Consider the standard setup for the Gambler's ruin problem:
Consider a game that gives a probability 1/2 of winning 1 dollar and a probability 1/2 of losing 1 dollar. If a player begins with k dollars, and intends to play the game repeatedly until he either goes broke or increases his holdings to N dollars, what is his probability of reaching his desired goal before going broke?
What is wrong with the following reasoning ?
Suppose I try a direct approach and enumerate the winning paths, then the players wins when :
- the path has (N-k) ups and 0 downs overall [probability $(1/2)^{N-k}$] or
- the path has (N-k+1) ups and 1 down overall [probability $(1/2)^{N-k+1} \times (1/2)$] or
- the path has (N-k+2) ups and 2 downs overall [probability $(1/2)^{N-k+2} \times (1/2)^2$]
...
or
- the path has (N-k+k-1) ups and k-1 downs overall [probability $(1/2)^{N-k+k-1} \times (1/2)^{k-1}$]

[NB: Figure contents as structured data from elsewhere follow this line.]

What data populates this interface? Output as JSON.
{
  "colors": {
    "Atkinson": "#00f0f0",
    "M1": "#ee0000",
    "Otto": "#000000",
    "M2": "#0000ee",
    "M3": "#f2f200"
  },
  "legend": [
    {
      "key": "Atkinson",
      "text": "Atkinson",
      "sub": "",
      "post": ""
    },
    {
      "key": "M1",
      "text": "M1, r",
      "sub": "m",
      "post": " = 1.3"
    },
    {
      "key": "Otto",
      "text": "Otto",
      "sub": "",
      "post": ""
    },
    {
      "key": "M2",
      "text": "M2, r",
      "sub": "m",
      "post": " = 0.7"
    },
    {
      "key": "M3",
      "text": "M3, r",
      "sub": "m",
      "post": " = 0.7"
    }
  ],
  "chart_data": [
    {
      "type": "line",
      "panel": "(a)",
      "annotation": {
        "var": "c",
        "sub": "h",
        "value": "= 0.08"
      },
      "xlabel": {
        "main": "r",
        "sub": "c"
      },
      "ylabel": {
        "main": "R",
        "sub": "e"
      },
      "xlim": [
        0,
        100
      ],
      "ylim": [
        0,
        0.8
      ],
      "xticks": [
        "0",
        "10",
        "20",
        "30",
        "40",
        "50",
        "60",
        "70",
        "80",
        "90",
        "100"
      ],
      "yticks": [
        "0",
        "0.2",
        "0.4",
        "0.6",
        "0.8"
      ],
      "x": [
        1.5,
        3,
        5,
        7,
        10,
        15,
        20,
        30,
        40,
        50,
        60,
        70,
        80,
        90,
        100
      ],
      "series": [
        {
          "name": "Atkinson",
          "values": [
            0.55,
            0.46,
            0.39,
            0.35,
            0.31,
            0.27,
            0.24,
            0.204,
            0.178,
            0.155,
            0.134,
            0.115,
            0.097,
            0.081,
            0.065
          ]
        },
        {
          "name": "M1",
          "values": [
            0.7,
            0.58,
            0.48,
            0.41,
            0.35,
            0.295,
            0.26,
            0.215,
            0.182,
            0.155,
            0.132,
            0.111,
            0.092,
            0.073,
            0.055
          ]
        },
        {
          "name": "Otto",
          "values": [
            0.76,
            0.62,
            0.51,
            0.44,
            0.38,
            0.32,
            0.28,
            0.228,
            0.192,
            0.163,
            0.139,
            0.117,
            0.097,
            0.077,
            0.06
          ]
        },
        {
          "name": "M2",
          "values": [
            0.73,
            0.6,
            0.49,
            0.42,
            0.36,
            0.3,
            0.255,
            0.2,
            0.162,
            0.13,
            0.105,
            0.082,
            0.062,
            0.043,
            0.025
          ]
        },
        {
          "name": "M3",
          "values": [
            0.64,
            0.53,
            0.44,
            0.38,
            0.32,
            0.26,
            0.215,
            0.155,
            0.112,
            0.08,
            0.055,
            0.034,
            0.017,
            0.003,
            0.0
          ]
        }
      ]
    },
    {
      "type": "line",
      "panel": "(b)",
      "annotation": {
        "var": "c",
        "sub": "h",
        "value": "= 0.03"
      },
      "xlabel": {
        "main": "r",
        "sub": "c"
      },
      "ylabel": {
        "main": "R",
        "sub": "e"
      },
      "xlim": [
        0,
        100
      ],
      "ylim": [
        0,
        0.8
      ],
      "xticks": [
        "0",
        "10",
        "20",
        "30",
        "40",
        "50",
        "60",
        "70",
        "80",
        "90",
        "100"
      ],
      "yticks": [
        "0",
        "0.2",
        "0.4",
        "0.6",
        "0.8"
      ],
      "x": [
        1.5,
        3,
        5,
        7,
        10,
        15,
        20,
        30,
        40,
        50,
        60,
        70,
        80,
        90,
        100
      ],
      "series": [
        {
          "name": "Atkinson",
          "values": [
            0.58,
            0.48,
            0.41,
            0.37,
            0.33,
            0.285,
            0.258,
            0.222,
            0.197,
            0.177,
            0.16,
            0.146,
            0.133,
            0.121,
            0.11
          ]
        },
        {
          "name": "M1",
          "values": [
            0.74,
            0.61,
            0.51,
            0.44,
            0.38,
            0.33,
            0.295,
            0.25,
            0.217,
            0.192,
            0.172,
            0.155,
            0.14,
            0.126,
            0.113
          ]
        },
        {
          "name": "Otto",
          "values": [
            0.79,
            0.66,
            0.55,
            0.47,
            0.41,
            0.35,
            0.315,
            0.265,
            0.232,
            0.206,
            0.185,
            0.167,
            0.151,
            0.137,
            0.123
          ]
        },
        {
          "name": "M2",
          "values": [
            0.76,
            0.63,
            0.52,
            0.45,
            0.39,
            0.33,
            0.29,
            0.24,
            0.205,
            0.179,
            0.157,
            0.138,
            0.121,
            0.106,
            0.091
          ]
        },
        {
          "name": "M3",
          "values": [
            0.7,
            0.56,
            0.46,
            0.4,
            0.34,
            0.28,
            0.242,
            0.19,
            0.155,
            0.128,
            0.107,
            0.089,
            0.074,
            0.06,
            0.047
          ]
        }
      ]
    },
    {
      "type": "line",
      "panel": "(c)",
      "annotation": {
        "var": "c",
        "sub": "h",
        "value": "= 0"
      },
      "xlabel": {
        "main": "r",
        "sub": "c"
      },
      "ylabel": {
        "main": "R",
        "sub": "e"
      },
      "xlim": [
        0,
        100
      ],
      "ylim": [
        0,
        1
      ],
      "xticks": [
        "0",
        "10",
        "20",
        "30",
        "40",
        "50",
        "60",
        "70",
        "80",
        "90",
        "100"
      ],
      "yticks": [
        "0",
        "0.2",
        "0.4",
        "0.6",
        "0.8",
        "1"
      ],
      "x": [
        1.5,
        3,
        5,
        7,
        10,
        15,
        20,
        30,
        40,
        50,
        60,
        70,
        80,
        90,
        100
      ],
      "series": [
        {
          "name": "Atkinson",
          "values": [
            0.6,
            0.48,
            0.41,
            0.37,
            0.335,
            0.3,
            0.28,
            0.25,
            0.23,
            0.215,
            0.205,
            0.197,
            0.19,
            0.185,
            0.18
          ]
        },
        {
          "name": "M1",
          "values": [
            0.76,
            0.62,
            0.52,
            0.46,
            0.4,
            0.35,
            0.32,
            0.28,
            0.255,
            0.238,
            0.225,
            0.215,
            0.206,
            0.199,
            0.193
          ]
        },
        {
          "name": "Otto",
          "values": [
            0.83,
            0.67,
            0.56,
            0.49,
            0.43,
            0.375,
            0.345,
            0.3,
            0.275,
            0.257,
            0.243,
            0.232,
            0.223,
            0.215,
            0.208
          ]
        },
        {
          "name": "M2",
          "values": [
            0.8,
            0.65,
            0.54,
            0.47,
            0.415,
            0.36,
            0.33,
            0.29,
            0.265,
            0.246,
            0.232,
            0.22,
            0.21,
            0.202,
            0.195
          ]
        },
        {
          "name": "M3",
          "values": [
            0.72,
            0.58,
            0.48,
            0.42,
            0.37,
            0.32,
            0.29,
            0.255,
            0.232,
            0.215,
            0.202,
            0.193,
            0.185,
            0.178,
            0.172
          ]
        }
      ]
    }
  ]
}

Each of these probabilities can be added up since the possibilities are mutually exclusive, so we get:
P (good path)
= $(1/2)^{N-k}$ + $(1/2)^{N-k+1} \times (1/2)$ + $(1/2)^{N-k+2} \times (1/2)^2$ + ... + $(1/2)^{N-k+k-1} \times (1/2)^{k-1}$
= $(1/2)^{N-k}$ $(1 + (1/2)^2 + (1/2)^4 + ... + (1/2)^{2(k-1)}) $ $= {\frac{1}{2}}^{(N-k)} \frac {1-\frac{1}{4}^{k}} {1-\frac{1}{4}}$
which is different from the right solution $1-k/N$ obtained via recurrence relations etc
Where did I go wrong ?
Where is the case that there are $N^2 k^2$ alternations of up and down before any of the listed cases occurs?
There is no global upper bound on the number of downs in a path. There is a local bound on the number of consecutive downs after "now". But there is always a continuation of alternating ups and downs of arbitrarily long length.